Associate Justice of the Massachusetts Appeals Court
- In office April 8, 2009 – September 3, 2024
- Nominated by: Deval Patrick
- Preceded by: William Cowin
- Succeeded by: Vacant

Personal details
- Born: December 17, 1956 (age 69) Hartford, Connecticut, U.S.
- Education: Harvard University (BA, JD) Massachusetts Institute of Technology (MS)

= James Milkey =

American judge and lawyer (born 1956)

James R. Milkey (born December 17, 1956) is an American judge and former environmental lawyer who served as an associate justice of the Massachusetts Appeals Court.

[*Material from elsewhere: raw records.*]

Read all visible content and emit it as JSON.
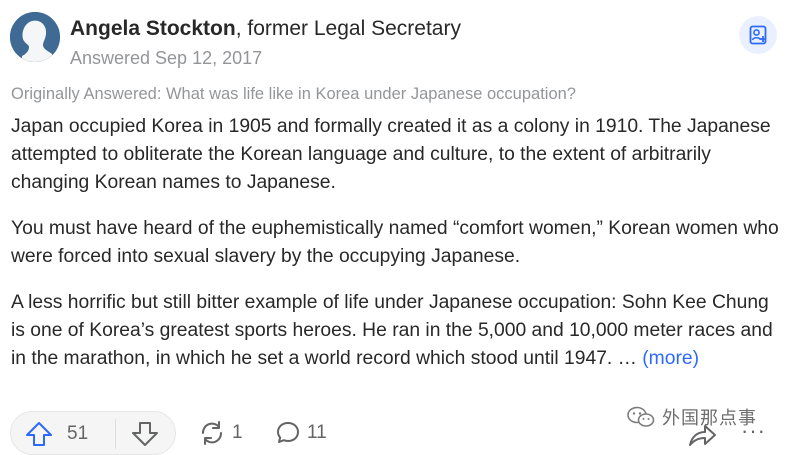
{
  "author": {
    "name": "Angela Stockton",
    "credential": ", former Legal Secretary",
    "answered": "Answered Sep 12, 2017"
  },
  "question": {
    "original": "Originally Answered: What was life like in Korea under Japanese occupation?"
  },
  "answer": {
    "paragraphs": [
      "Japan occupied Korea in 1905 and formally created it as a colony in 1910. The Japanese attempted to obliterate the Korean language and culture, to the extent of arbitrarily changing Korean names to Japanese.",
      "You must have heard of the euphemistically named “comfort women,” Korean women who were forced into sexual slavery by the occupying Japanese.",
      "A less horrific but still bitter example of life under Japanese occupation: Sohn Kee Chung is one of Korea’s greatest sports heroes. He ran in the 5,000 and 10,000 meter races and in the marathon, in which he set a world record which stood until 1947. … "
    ],
    "more_label": "(more)"
  },
  "actions": {
    "upvotes": "51",
    "shares": "1",
    "comments": "11",
    "more": "···"
  },
  "watermark": {
    "text": "外国那点事"
  },
  "icons": {
    "follow": "person-plus-icon",
    "upvote": "arrow-up-icon",
    "downvote": "arrow-down-icon",
    "share": "reshare-icon",
    "comment": "comment-bubble-icon",
    "forward": "forward-arrow-icon",
    "watermark": "wechat-logo-icon"
  },
  "colors": {
    "accent": "#2e69ff",
    "text": "#282829",
    "muted": "#939598",
    "follow_bg": "#ebf0ff"
  }
}
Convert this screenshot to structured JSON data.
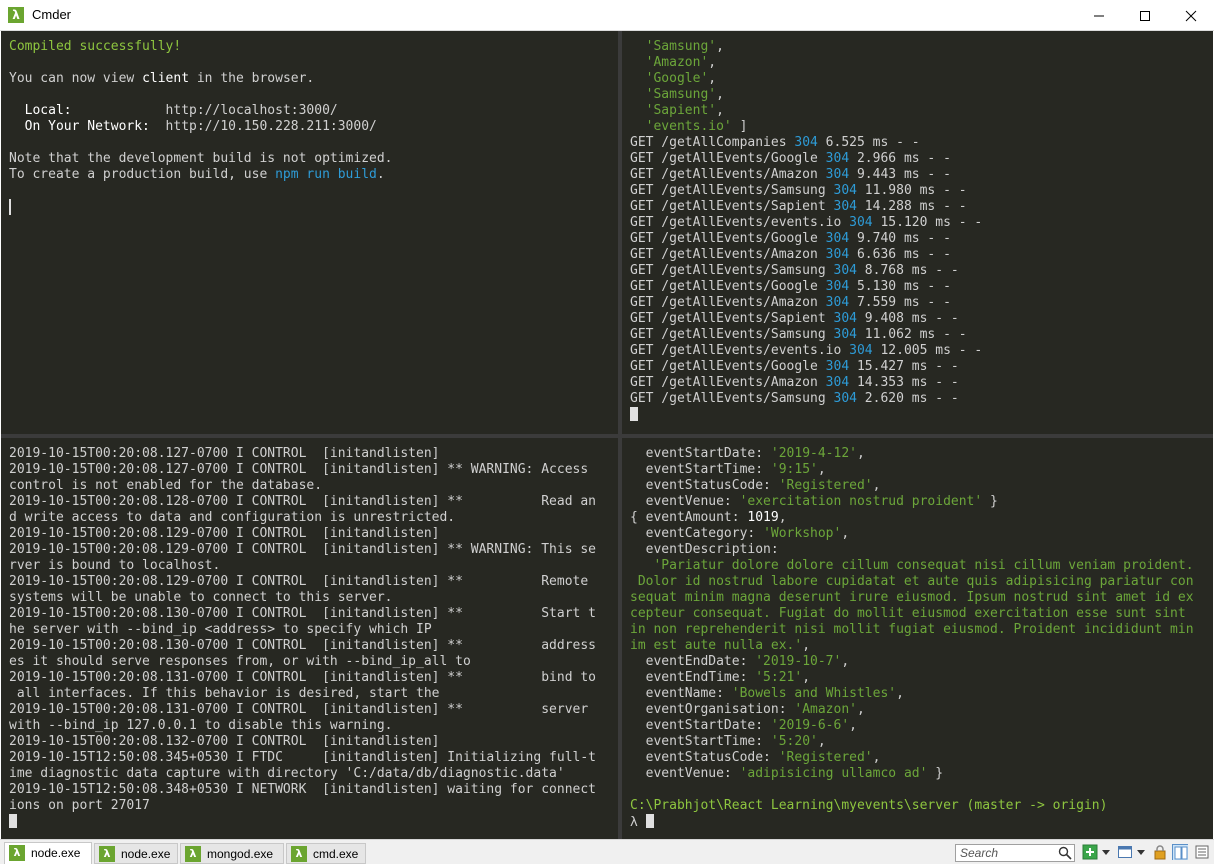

==Early life and education==
Milkey was born in Hartford, Connecticut, and earned an undergraduate degree and a J.D. degree from Harvard University. Milkey also earned a master's degree in city planning from MIT.

==Legal career==
Milkey served as a law clerk to Appellate Justice Benjamin Kaplan, did research for the Boston Foundation, and interned for the Department of Interior. In 1984, Milkey joined the environmental protection division of the Massachusetts Attorney General's office. Milkey became head of the division in 1996. Concerned about global warming, Milkey initiated the case Massachusetts v. Environmental Protection Agency, joining with eleven other states to argue that the George W. Bush administration should regulate carbon emissions under the Clean Air Act. The case made its way to the Supreme Court, with Milkey himself arguing before the court that carbon dioxide and other greenhouse gases should be regulated by the EPA as air pollutants. Massachusetts prevailed in a 5–4 decision. The EPA would ultimately begin regulating greenhouse gases under the Obama administration.

Milkey was appointed to the Massachusetts Appeals Court by Governor Deval Patrick, joining the court in 2009. He retired from the court on September 3, 2024.